The chicken is so crispy and has a fried taste, without the added guilt (this dish has less than 300 calories). The rosemary and walnut give it extra flavor, and is balanced by the lemony salad. It was so delicious, light, and surprisingly very filling. This one will be making more appearances as the seasons change.

So, if you are like me and need to have a slight departure from your winter food rut, this recipe is a great one – and without the guilt. Thanks to Cooking Light for this one!

WALNUT AND ROSEMARY OVEN-FRIED CHICKEN
Serves 4

1/4 cup low-fat buttermilk
2 tablespoons Dijon mustard
4 (6-ounce) chicken cutlets
1/3 cup panko (Japanese breadcrumbs)
1/3 cup finely chopped walnuts
2 tablespoons grated fresh Parmigiano-Reggiano cheese
3/4 teaspoon minced fresh rosemary
1/4 teaspoon kosher salt
1/4 teaspoon freshly ground black pepper
Cooking spray
Rosemary leaves (optional)

Preheat oven to 425°.

Combine buttermilk and mustard in a shallow dish, stirring with a whisk.

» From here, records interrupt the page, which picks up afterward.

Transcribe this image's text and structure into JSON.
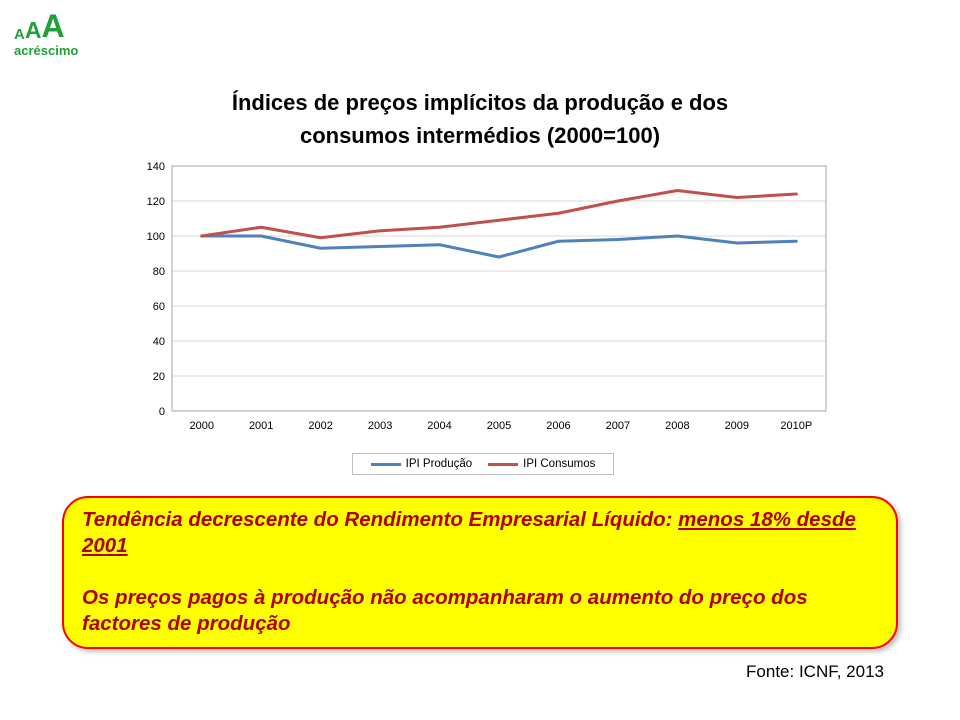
{
  "logo": {
    "letter1": "A",
    "letter2": "A",
    "letter3": "A",
    "subtitle": "acréscimo",
    "color": "#21A038"
  },
  "title": {
    "line1": "Índices de preços implícitos da produção e dos",
    "line2": "consumos intermédios (2000=100)"
  },
  "chart_data": {
    "type": "line",
    "categories": [
      "2000",
      "2001",
      "2002",
      "2003",
      "2004",
      "2005",
      "2006",
      "2007",
      "2008",
      "2009",
      "2010P"
    ],
    "series": [
      {
        "name": "IPI Produção",
        "color": "#4F81BD",
        "values": [
          100,
          100,
          93,
          94,
          95,
          88,
          97,
          98,
          100,
          96,
          97
        ]
      },
      {
        "name": "IPI Consumos",
        "color": "#C0504D",
        "values": [
          100,
          105,
          99,
          103,
          105,
          109,
          113,
          120,
          126,
          122,
          124
        ]
      }
    ],
    "ylim": [
      0,
      140
    ],
    "ytick_step": 20,
    "grid": true,
    "legend_position": "bottom",
    "gridline_color": "#D9D9D9",
    "axis_border_color": "#A6A6A6"
  },
  "callout": {
    "line1_prefix": "Tendência decrescente do Rendimento Empresarial Líquido: ",
    "line1_underlined": "menos 18% desde 2001",
    "line2": "Os preços pagos à produção não acompanharam o aumento do preço dos factores de produção"
  },
  "source": "Fonte: ICNF, 2013"
}
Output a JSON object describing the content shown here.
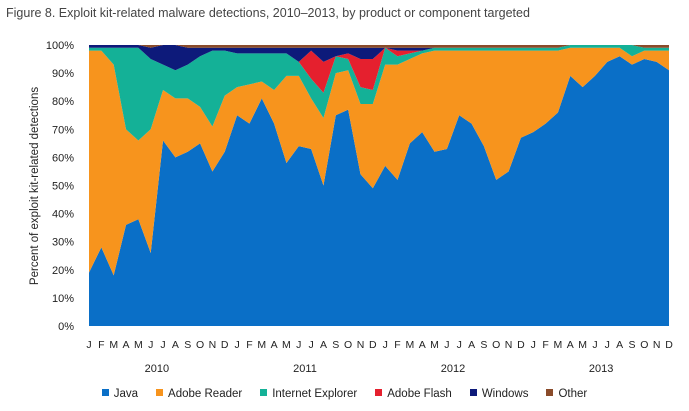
{
  "chart_data": {
    "type": "area",
    "stacked": true,
    "title": "Figure 8. Exploit kit-related malware detections, 2010–2013, by product or component targeted",
    "ylabel": "Percent of exploit kit-related detections",
    "xlabel": "",
    "ylim": [
      0,
      100
    ],
    "yticks": [
      "0%",
      "10%",
      "20%",
      "30%",
      "40%",
      "50%",
      "60%",
      "70%",
      "80%",
      "90%",
      "100%"
    ],
    "month_labels": [
      "J",
      "F",
      "M",
      "A",
      "M",
      "J",
      "J",
      "A",
      "S",
      "O",
      "N",
      "D",
      "J",
      "F",
      "M",
      "A",
      "M",
      "J",
      "J",
      "A",
      "S",
      "O",
      "N",
      "D",
      "J",
      "F",
      "M",
      "A",
      "M",
      "J",
      "J",
      "A",
      "S",
      "O",
      "N",
      "D",
      "J",
      "F",
      "M",
      "A",
      "M",
      "J",
      "J",
      "A",
      "S",
      "O",
      "N",
      "D"
    ],
    "years": [
      "2010",
      "2011",
      "2012",
      "2013"
    ],
    "legend_position": "bottom",
    "series": [
      {
        "name": "Java",
        "color": "#0a6fc7",
        "values": [
          19,
          28,
          18,
          36,
          38,
          26,
          66,
          60,
          62,
          65,
          55,
          62,
          75,
          72,
          81,
          72,
          58,
          64,
          63,
          50,
          75,
          77,
          54,
          49,
          57,
          52,
          65,
          69,
          62,
          63,
          75,
          72,
          64,
          52,
          55,
          67,
          69,
          72,
          76,
          89,
          85,
          89,
          94,
          96,
          93,
          95,
          94,
          91
        ]
      },
      {
        "name": "Adobe Reader",
        "color": "#f7941d",
        "values": [
          79,
          70,
          75,
          34,
          28,
          44,
          18,
          21,
          19,
          13,
          16,
          20,
          10,
          14,
          6,
          12,
          31,
          25,
          18,
          24,
          15,
          14,
          25,
          30,
          36,
          41,
          30,
          28,
          36,
          35,
          23,
          26,
          34,
          46,
          43,
          31,
          29,
          26,
          22,
          10,
          14,
          10,
          5,
          3,
          3,
          3,
          4,
          7
        ]
      },
      {
        "name": "Internet Explorer",
        "color": "#14b197",
        "values": [
          1,
          1,
          6,
          29,
          33,
          25,
          9,
          10,
          12,
          18,
          27,
          16,
          12,
          11,
          10,
          13,
          8,
          5,
          7,
          9,
          6,
          4,
          6,
          5,
          6,
          3,
          2,
          1,
          1,
          1,
          1,
          1,
          1,
          1,
          1,
          1,
          1,
          1,
          1,
          1,
          1,
          1,
          1,
          1,
          4,
          1,
          1,
          1
        ]
      },
      {
        "name": "Adobe Flash",
        "color": "#e5202e",
        "values": [
          0,
          0,
          0,
          0,
          0,
          0,
          0,
          0,
          0,
          0,
          0,
          0,
          0,
          0,
          0,
          0,
          0,
          0,
          10,
          11,
          0,
          2,
          10,
          11,
          0,
          2,
          1,
          0,
          0,
          0,
          0,
          0,
          0,
          0,
          0,
          0,
          0,
          0,
          0,
          0,
          0,
          0,
          0,
          0,
          0,
          0,
          0,
          0
        ]
      },
      {
        "name": "Windows",
        "color": "#0d1a7a",
        "values": [
          1,
          1,
          1,
          1,
          1,
          4,
          7,
          9,
          6,
          3,
          1,
          1,
          2,
          2,
          2,
          2,
          2,
          5,
          1,
          5,
          3,
          2,
          4,
          4,
          0,
          1,
          1,
          1,
          0,
          0,
          0,
          0,
          0,
          0,
          0,
          0,
          0,
          0,
          0,
          0,
          0,
          0,
          0,
          0,
          0,
          0,
          0,
          0
        ]
      },
      {
        "name": "Other",
        "color": "#8a4b2a",
        "values": [
          0,
          0,
          0,
          0,
          0,
          1,
          0,
          0,
          1,
          1,
          1,
          1,
          1,
          1,
          1,
          1,
          1,
          1,
          1,
          1,
          1,
          1,
          1,
          1,
          1,
          1,
          1,
          1,
          1,
          1,
          1,
          1,
          1,
          1,
          1,
          1,
          1,
          1,
          1,
          1,
          1,
          1,
          1,
          1,
          1,
          1,
          1,
          1
        ]
      }
    ]
  }
}
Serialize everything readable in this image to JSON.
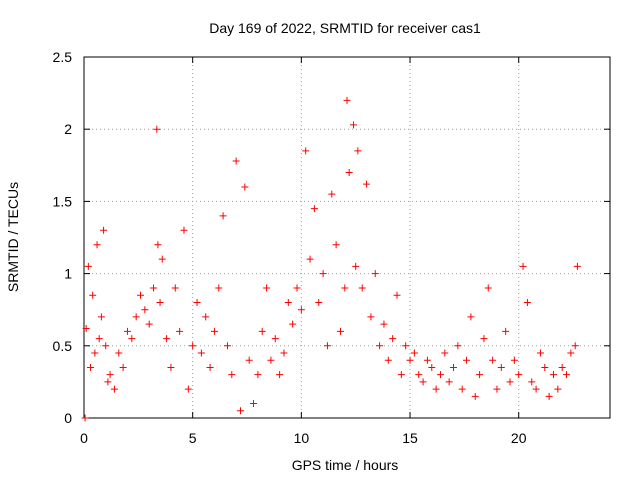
{
  "chart_data": {
    "type": "scatter",
    "title": "Day 169 of 2022, SRMTID for receiver cas1",
    "xlabel": "GPS time / hours",
    "ylabel": "SRMTID / TECUs",
    "xlim": [
      0,
      24.2
    ],
    "ylim": [
      0,
      2.5
    ],
    "xticks": [
      0,
      5,
      10,
      15,
      20
    ],
    "xtick_labels": [
      "0",
      "5",
      "10",
      "15",
      "20"
    ],
    "yticks": [
      0,
      0.5,
      1,
      1.5,
      2,
      2.5
    ],
    "ytick_labels": [
      "0",
      "0.5",
      "1",
      "1.5",
      "2",
      "2.5"
    ],
    "grid": true,
    "marker": "plus",
    "color": "#ff0000",
    "series": [
      {
        "name": "cas1",
        "x": [
          0.05,
          0.1,
          0.2,
          0.3,
          0.4,
          0.5,
          0.6,
          0.7,
          0.8,
          0.9,
          1.0,
          1.1,
          1.2,
          1.4,
          1.6,
          1.8,
          2.0,
          2.2,
          2.4,
          2.6,
          2.8,
          3.0,
          3.2,
          3.35,
          3.4,
          3.5,
          3.6,
          3.8,
          4.0,
          4.2,
          4.4,
          4.6,
          4.8,
          5.0,
          5.2,
          5.4,
          5.6,
          5.8,
          6.0,
          6.2,
          6.4,
          6.6,
          6.8,
          7.0,
          7.2,
          7.4,
          7.6,
          7.8,
          8.0,
          8.2,
          8.4,
          8.6,
          8.8,
          9.0,
          9.2,
          9.4,
          9.6,
          9.8,
          10.0,
          10.2,
          10.4,
          10.6,
          10.8,
          11.0,
          11.2,
          11.4,
          11.6,
          11.8,
          12.0,
          12.1,
          12.2,
          12.4,
          12.5,
          12.6,
          12.8,
          13.0,
          13.2,
          13.4,
          13.6,
          13.8,
          14.0,
          14.2,
          14.4,
          14.6,
          14.8,
          15.0,
          15.2,
          15.4,
          15.6,
          15.8,
          16.0,
          16.2,
          16.4,
          16.6,
          16.8,
          17.0,
          17.2,
          17.4,
          17.6,
          17.8,
          18.0,
          18.2,
          18.4,
          18.6,
          18.8,
          19.0,
          19.2,
          19.4,
          19.6,
          19.8,
          20.0,
          20.2,
          20.4,
          20.6,
          20.8,
          21.0,
          21.2,
          21.4,
          21.6,
          21.8,
          22.0,
          22.2,
          22.4,
          22.6,
          22.7
        ],
        "y": [
          0.0,
          0.62,
          1.05,
          0.35,
          0.85,
          0.45,
          1.2,
          0.55,
          0.7,
          1.3,
          0.5,
          0.25,
          0.3,
          0.2,
          0.45,
          0.35,
          0.6,
          0.55,
          0.7,
          0.85,
          0.75,
          0.65,
          0.9,
          2.0,
          1.2,
          0.8,
          1.1,
          0.55,
          0.35,
          0.9,
          0.6,
          1.3,
          0.2,
          0.5,
          0.8,
          0.45,
          0.7,
          0.35,
          0.6,
          0.9,
          1.4,
          0.5,
          0.3,
          1.78,
          0.05,
          1.6,
          0.4,
          0.1,
          0.3,
          0.6,
          0.9,
          0.4,
          0.55,
          0.3,
          0.45,
          0.8,
          0.65,
          0.9,
          0.75,
          1.85,
          1.1,
          1.45,
          0.8,
          1.0,
          0.5,
          1.55,
          1.2,
          0.6,
          0.9,
          2.2,
          1.7,
          2.03,
          1.05,
          1.85,
          0.9,
          1.62,
          0.7,
          1.0,
          0.5,
          0.65,
          0.4,
          0.55,
          0.85,
          0.3,
          0.5,
          0.4,
          0.45,
          0.3,
          0.25,
          0.4,
          0.35,
          0.2,
          0.3,
          0.45,
          0.25,
          0.35,
          0.5,
          0.2,
          0.4,
          0.7,
          0.15,
          0.3,
          0.55,
          0.9,
          0.4,
          0.2,
          0.35,
          0.6,
          0.25,
          0.4,
          0.3,
          1.05,
          0.8,
          0.25,
          0.2,
          0.45,
          0.35,
          0.15,
          0.3,
          0.2,
          0.35,
          0.3,
          0.45,
          0.5,
          1.05
        ]
      }
    ]
  }
}
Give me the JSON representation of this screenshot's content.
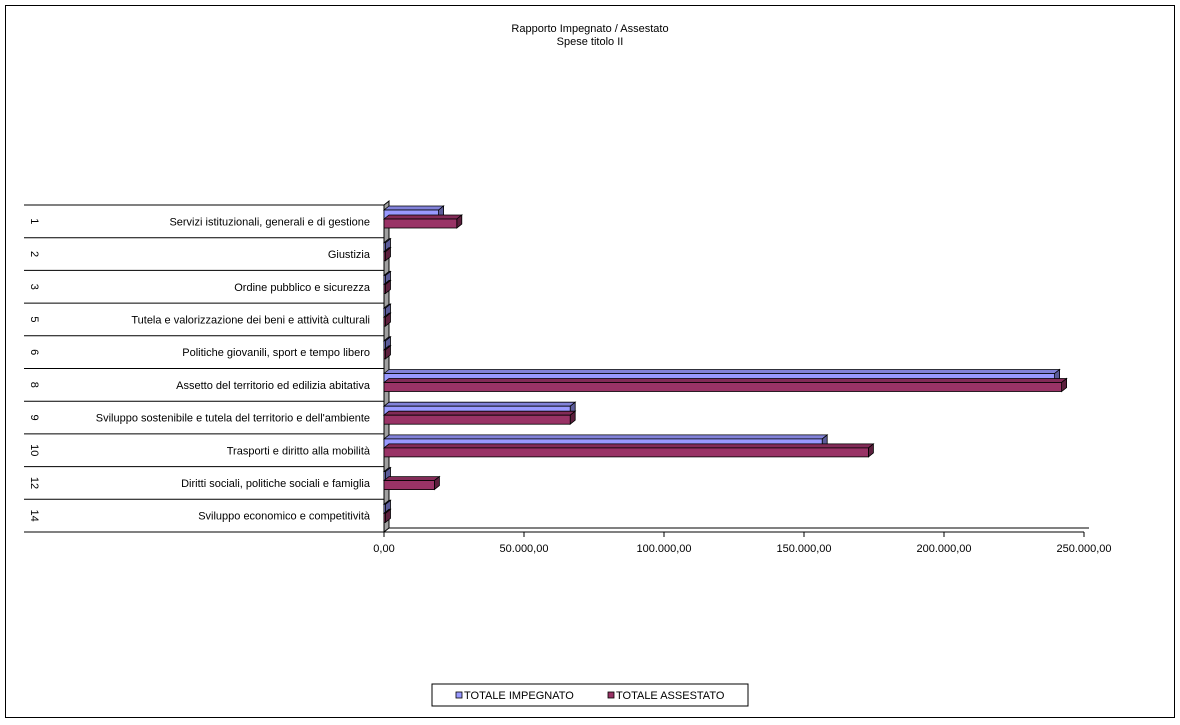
{
  "chart_data": {
    "type": "bar",
    "orientation": "horizontal",
    "title": "Rapporto Impegnato / Assestato",
    "subtitle": "Spese titolo II",
    "categories": [
      {
        "code": "1",
        "label": "Servizi istituzionali, generali e di gestione"
      },
      {
        "code": "2",
        "label": "Giustizia"
      },
      {
        "code": "3",
        "label": "Ordine pubblico e sicurezza"
      },
      {
        "code": "5",
        "label": "Tutela e valorizzazione dei beni e attività culturali"
      },
      {
        "code": "6",
        "label": "Politiche giovanili, sport e tempo libero"
      },
      {
        "code": "8",
        "label": "Assetto del territorio ed edilizia abitativa"
      },
      {
        "code": "9",
        "label": "Sviluppo sostenibile e tutela del territorio e dell'ambiente"
      },
      {
        "code": "10",
        "label": "Trasporti e diritto alla mobilità"
      },
      {
        "code": "12",
        "label": "Diritti sociali, politiche sociali e famiglia"
      },
      {
        "code": "14",
        "label": "Sviluppo economico e competitività"
      }
    ],
    "series": [
      {
        "name": "TOTALE IMPEGNATO",
        "color": "#9999ff",
        "values": [
          19500,
          0,
          0,
          0,
          0,
          239500,
          66500,
          156500,
          0,
          0
        ]
      },
      {
        "name": "TOTALE ASSESTATO",
        "color": "#993366",
        "values": [
          26000,
          0,
          0,
          0,
          0,
          242000,
          66500,
          173000,
          18000,
          0
        ]
      }
    ],
    "xlim": [
      0,
      250000
    ],
    "xticks": [
      0,
      50000,
      100000,
      150000,
      200000,
      250000
    ],
    "xtick_labels": [
      "0,00",
      "50.000,00",
      "100.000,00",
      "150.000,00",
      "200.000,00",
      "250.000,00"
    ],
    "grid": false,
    "legend": "bottom"
  }
}
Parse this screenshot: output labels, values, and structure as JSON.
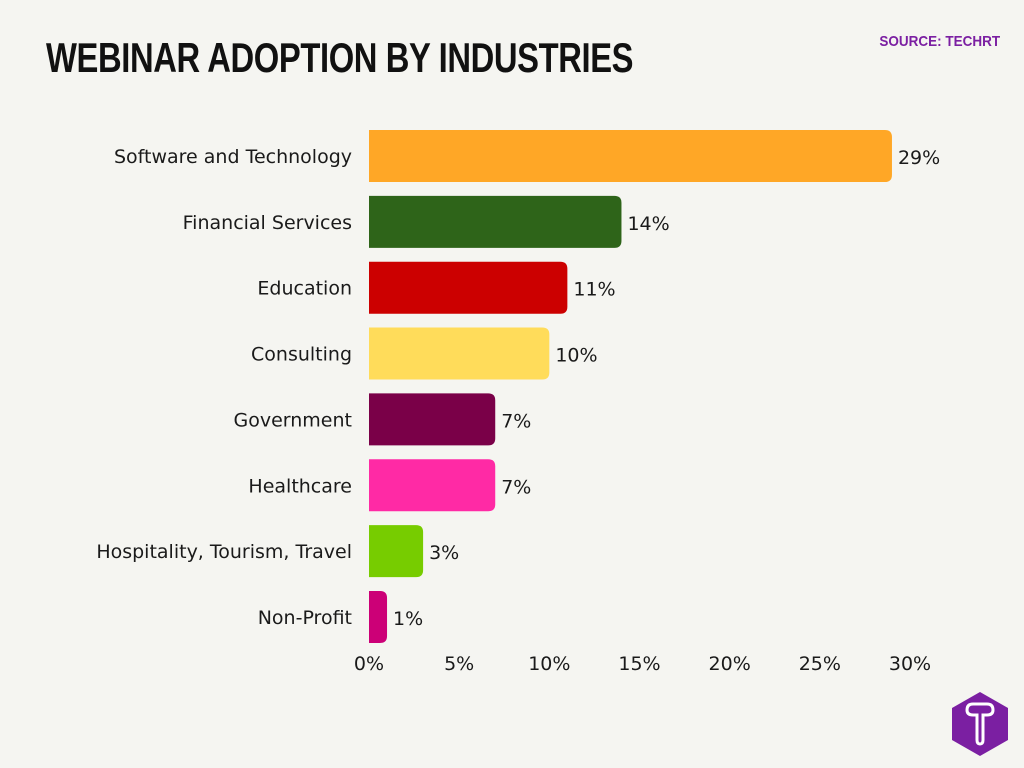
{
  "chart_data": {
    "type": "bar",
    "orientation": "horizontal",
    "title": "WEBINAR ADOPTION BY INDUSTRIES",
    "source": "SOURCE: TECHRT",
    "categories": [
      "Software and Technology",
      "Financial Services",
      "Education",
      "Consulting",
      "Government",
      "Healthcare",
      "Hospitality, Tourism, Travel",
      "Non-Profit"
    ],
    "values": [
      29,
      14,
      11,
      10,
      7,
      7,
      3,
      1
    ],
    "value_labels": [
      "29%",
      "14%",
      "11%",
      "10%",
      "7%",
      "7%",
      "3%",
      "1%"
    ],
    "colors": [
      "#ffa726",
      "#2e6419",
      "#cc0000",
      "#ffdc5a",
      "#7a0048",
      "#ff2aa5",
      "#77cc00",
      "#cc0077"
    ],
    "xlim": [
      0,
      30
    ],
    "xticks": [
      "0%",
      "5%",
      "10%",
      "15%",
      "20%",
      "25%",
      "30%"
    ],
    "xtick_values": [
      0,
      5,
      10,
      15,
      20,
      25,
      30
    ],
    "grid": false,
    "legend": "none",
    "xlabel": "",
    "ylabel": ""
  },
  "logo": {
    "text": "T",
    "color": "#7b1fa2"
  }
}
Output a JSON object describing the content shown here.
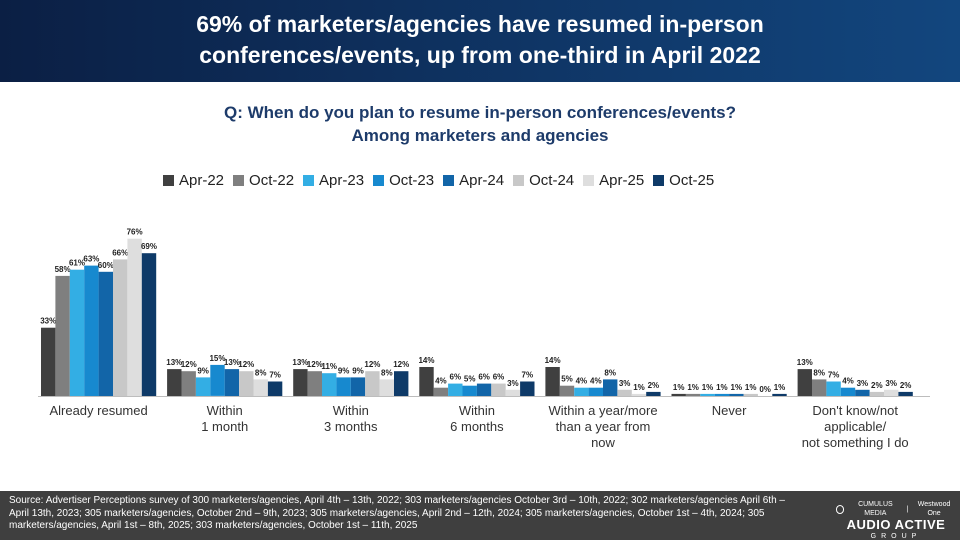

Add chicken to buttermilk mixture, turning to coat.

Heat a small skillet over medium-high heat. Add panko to pan; cook 3 minutes or until golden, stirring frequently. Combine panko, nuts, and next 4 ingredients (through pepper) in a shallow dish. Remove chicken from buttermilk mixture; discard buttermilk mixture. Dredge chicken in panko mixture.

Arrange a wire rack on a large baking sheet; coat rack with cooking spray. Arrange chicken on rack; coat chicken with cooking spray. Bake at 425° for 13 minutes or until chicken is done. Garnish with rosemary leaves, if desired.
TOASTED GARLIC ESCAROLE
Cut a 1½-pound escarole head crosswise into 1-inch strips; place in a large bowl. Heat 1½ tablespoons olive oil in a small skillet over medium-high heat. Add 4 thinly sliced garlic cloves to pan; sauté 2 minutes or until golden. Remove from heat; add 1½ tablespoons fresh lemon juice, ¼ teaspoon kosher salt, and ¼ teaspoon freshly ground black pepper. Drizzle dressing over escarole, and toss to coat.

Squash Apple Turnovers

December 8, 2010

In my butternut squash risotto recipe, I declared that I can finally and confidently cut a butternut squash. Although after demonstrating my Iron Chef knife skills, I realized that I needed to broaden my squash usage beyond dinner that night because butternut squashes are HUGE. It is such a rich, flavorful and fantastic seasonal ingredient, so I knew I couldn’t let any extra go to waste.

I found this recipe in Cooking Light and thought it was a great alternative to the typical dinner, and also was a great vegetarian option for those who say “no” to meat (like my friend Emily!). Serving with a light salad (and using up the rest of the expensive and yummy goat cheese in it) made a light yet comforting cold weather meal.

So don’t dismay when your butternut squash takes over your Tupperware – this recipe will give you a yummy way to utilize one of my favorite vegetables!

SQUASH-APPLE TURNOVERS
8 Servings

2 teaspoons olive oil
1/2 cup minced onion
2 cups (1/4-inch) diced peeled butternut squash
1 cup (1/4-inch) diced peeled Jonagold apple (about 1/2 pound)
1/2 teaspoon kosher salt
1/4 teaspoon freshly ground black pepper
1/4 cup (1 ounce) crumbled goat cheese
2 teaspoons chopped fresh thyme
1 (11.3-ounce) can refrigerated dinner roll dough or pie crust dough
1 tablespoon honey mustard
2 teaspoons water
2 tablespoons 1% low-fat milk
Cooking spray

Preheat oven to 375°.

Heat olive oil in a large skillet over medium-high heat. Add onion; sauté for 3 minutes. Add squash; sauté for 5 minutes. Add apple; cook 6 minutes or until squash and apple are tender. Stir in salt and pepper. Remove from heat, and cool to room temperature. Gently stir in cheese and thyme.

Separate dough into 8 pieces. Roll each portion into a 5-inch circle on a lightly floured surface. Combine mustard and 2 teaspoons water in a small bowl. Lightly brush top sides of dough circles with mustard mixture. Spoon about 2 tablespoons squash mixture onto half of each circle, leaving a 1/4-inch border. Fold dough over filling; press edges together with a fork to seal. Brush milk over dough. Place turnovers 1 inch apart on a baking sheet lightly coated with cooking spray. Bake at 375° for 19 minutes or until golden brown. Serve warm.